#Extrait 14

Sophie s’interrompt à la vue de la pile de livres poussiéreux laissée sur la petite table ronde à côté du fauteuil dans lequel Martha a dévoré des centaines et des centaines de pages. Sa fille adorait lire, c’est fou tout ce qu’elle pouvait ingurgiter, et tout y passait ! Déjà à son âge, elle pouvait lire des romans, des essais, de la poésie, de tout niveau, sans aucun problème ; elle s’intéressait à tout ; la curiosité même ! Sophie sent son ex-mari étreindre son épaule droite d’une main rassurante.

  • Ça va, le rassure-t-elle en avançant vers le fauteuil.

Elle s’assied, souffle sur le dessus de la pile de livres pour attraper le premier. Il s’agit du Manuel de survie et d’écriture de Martin Page. Ce titre ne lui dit rien mais elle n’est pas une grande lectrice, et puis elle doit avouer que le titre est un hasard assez heureux par rapport à sa situation : manuel de survie, manuel de survie à la mort d’un enfant, c’est un titre qu’elle aurait pu donner à son autobiographie. Et elle, elle est encore là. Elle feuillette le volume d’où s’échappe des volutes de poussière dansantes dans le rayon de soleil qui vient toucher Sophie en pleine poitrine. Sa fille relevait toujours des passages des livres qu’elle lisait avec des crochets encadrant le fragment qui l’avait touché ou interpellée : « En les regardant faire glisser leur main sur le papier, plisser les yeux, sourire, mâcher le capuchon de leur stylo, je pense : nous naissons avec mille bras et mille cœurs et nous n’arrêtons pas d’en perdre tout au long de notre vie. On nous déforeste sans cesse, c’est douloureux, mais nous sommes vastes, personne n’arrivera à bout de nous. Nous sommes une forêt qu’on ne vaincra pas.
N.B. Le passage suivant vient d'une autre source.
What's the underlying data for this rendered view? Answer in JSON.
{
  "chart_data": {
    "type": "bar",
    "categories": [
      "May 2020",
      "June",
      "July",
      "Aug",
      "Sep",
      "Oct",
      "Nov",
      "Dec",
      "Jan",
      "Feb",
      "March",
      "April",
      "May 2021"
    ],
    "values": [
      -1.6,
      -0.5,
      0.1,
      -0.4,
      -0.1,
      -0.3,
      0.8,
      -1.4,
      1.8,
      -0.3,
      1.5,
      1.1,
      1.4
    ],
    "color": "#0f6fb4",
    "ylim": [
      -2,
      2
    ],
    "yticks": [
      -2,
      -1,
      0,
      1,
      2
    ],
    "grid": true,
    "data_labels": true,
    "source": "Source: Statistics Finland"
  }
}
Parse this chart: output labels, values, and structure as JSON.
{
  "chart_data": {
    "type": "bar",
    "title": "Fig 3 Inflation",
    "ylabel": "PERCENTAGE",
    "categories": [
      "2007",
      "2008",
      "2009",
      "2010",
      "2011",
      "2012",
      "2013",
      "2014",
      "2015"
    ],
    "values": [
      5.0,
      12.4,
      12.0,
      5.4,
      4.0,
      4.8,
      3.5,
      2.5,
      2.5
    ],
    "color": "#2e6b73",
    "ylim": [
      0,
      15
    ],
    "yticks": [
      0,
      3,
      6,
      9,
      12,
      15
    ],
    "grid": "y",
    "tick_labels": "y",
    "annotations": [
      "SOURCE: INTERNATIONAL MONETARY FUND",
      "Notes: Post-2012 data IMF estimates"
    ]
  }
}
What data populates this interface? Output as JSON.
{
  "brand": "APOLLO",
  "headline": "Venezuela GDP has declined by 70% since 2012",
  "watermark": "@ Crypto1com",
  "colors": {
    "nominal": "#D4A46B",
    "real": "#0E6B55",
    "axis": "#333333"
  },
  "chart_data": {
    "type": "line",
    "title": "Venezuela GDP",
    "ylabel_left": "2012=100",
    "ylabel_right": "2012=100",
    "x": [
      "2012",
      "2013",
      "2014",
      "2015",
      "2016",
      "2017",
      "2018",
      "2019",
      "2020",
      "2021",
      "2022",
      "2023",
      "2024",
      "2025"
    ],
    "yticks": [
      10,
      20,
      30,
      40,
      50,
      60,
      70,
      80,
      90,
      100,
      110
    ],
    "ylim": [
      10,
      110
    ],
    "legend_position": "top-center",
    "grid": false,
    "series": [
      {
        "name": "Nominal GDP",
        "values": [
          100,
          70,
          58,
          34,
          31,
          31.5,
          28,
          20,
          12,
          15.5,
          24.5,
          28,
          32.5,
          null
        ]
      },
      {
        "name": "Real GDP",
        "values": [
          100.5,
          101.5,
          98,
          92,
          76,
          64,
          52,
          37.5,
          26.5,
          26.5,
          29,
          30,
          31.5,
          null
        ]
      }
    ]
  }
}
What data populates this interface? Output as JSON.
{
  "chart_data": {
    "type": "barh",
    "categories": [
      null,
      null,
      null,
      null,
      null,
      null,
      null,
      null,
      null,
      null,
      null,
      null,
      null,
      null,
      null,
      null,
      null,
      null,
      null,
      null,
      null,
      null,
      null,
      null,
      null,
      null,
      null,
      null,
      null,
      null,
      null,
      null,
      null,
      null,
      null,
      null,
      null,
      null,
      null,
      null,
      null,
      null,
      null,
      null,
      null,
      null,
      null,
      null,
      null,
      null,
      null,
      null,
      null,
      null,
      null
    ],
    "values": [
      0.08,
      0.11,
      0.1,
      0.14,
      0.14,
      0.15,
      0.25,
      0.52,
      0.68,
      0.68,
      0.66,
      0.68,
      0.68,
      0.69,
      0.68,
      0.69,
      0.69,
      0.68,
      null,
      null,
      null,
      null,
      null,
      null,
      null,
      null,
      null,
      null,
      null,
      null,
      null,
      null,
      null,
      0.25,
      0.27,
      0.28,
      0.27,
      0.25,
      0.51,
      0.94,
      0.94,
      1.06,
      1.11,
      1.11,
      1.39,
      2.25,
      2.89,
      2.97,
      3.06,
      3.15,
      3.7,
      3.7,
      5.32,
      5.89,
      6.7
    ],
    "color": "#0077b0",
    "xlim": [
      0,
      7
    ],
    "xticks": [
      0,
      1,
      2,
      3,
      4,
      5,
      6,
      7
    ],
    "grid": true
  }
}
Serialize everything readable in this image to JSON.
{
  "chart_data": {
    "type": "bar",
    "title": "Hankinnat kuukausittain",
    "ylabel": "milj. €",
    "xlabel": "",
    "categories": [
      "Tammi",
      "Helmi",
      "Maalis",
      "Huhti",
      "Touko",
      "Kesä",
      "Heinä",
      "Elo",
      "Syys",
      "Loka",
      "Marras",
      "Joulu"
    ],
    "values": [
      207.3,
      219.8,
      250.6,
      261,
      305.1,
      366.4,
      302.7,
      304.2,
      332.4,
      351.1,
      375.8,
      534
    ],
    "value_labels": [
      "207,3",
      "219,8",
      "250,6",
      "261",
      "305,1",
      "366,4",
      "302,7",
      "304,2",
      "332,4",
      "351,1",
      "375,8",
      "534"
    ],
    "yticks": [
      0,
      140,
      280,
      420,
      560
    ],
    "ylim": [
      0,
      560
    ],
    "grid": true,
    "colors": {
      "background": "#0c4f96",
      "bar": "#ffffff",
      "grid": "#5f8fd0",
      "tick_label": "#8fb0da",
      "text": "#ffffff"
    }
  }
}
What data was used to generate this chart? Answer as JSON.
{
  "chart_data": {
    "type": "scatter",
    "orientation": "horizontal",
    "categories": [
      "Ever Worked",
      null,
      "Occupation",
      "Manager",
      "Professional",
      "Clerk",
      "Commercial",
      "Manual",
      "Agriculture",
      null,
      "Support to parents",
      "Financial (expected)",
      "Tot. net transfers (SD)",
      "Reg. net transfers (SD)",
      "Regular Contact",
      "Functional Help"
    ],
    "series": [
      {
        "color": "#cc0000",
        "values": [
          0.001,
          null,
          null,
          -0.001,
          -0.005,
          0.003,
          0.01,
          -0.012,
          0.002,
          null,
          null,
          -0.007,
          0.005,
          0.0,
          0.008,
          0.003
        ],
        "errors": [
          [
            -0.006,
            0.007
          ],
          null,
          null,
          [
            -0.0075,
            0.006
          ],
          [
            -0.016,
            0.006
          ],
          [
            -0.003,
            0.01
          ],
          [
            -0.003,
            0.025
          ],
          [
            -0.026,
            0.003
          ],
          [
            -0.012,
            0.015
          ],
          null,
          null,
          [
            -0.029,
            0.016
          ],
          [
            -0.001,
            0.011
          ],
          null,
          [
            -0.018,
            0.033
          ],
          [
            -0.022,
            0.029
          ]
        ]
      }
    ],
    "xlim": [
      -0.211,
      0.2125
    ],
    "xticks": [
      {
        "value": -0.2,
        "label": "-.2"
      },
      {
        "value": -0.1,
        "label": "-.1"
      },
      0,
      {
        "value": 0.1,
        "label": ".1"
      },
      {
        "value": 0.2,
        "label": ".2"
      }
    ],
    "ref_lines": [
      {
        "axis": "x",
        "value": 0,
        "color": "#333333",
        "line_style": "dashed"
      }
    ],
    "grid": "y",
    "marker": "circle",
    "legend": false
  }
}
L’apaisement viendra quand on pourra dire : c’est du passé donc ce n’est pas vrai. Ce qui compte, c’est aujourd’hui. Il faut être fidèle aux blessés, pas aux blessures » (p. 96).

Des larmes chaudes – la reconnaissance – cognent aux paupières de Sophie, elle les laisse sortir naturellement, il n’y a pas de honte. Et elle est certaine que ce ne sont pas seulement les hasards successifs qui ont permis que ce livre et ce fragment tout particulièrement lui tombe sous les yeux aujourd’hui ; c’est le concours et l’œuvre de plusieurs personnes : de l’auteur d’abord – ce Martin Page qu’elle ne connaissait pas jusqu’à ce jour et dont la rencontre sera dès à présent et pour toujours indélébile -, l’éditeur qui lui a permis de publier ce livre, toute la chaîne du livre jusqu’au libraire qui a peut-être conseiller l’achat de ce livre à Martha, et enfin sa fille qui a lu ce livre et l’a marqué, et aussi Hans et Lise qui ont apparemment nettoyer et ranger toute la maison sauf (peut-être inconsciemment, poussé par un aveuglement bienveillant) justement cette pile de livres-là contenant ce livre qui contient cette citation. Admettre que tout cela n’est pas le fruit du hasard, c’est admettre qu’il puisse exister des gens extraordinaires partout, des gens qui méritent une reconnaissance, que chacun quel qu’il soit mérite une part de reconnaissance, ne serait-ce que la reconnaissance d’avoir connu, de loin ou de près, par l’intermédiaire d’un livre, ou pour l’avoir porté en soi, ces gens-là.


Dans cette série #Extrait, je partage avec vous des cours extraits de mes écrits, que ce soit nouvelles (isolées ou dans un recueil), romans (écrits ou en cours), essais, fragments… Ici, c’est un extrait d’Echoes!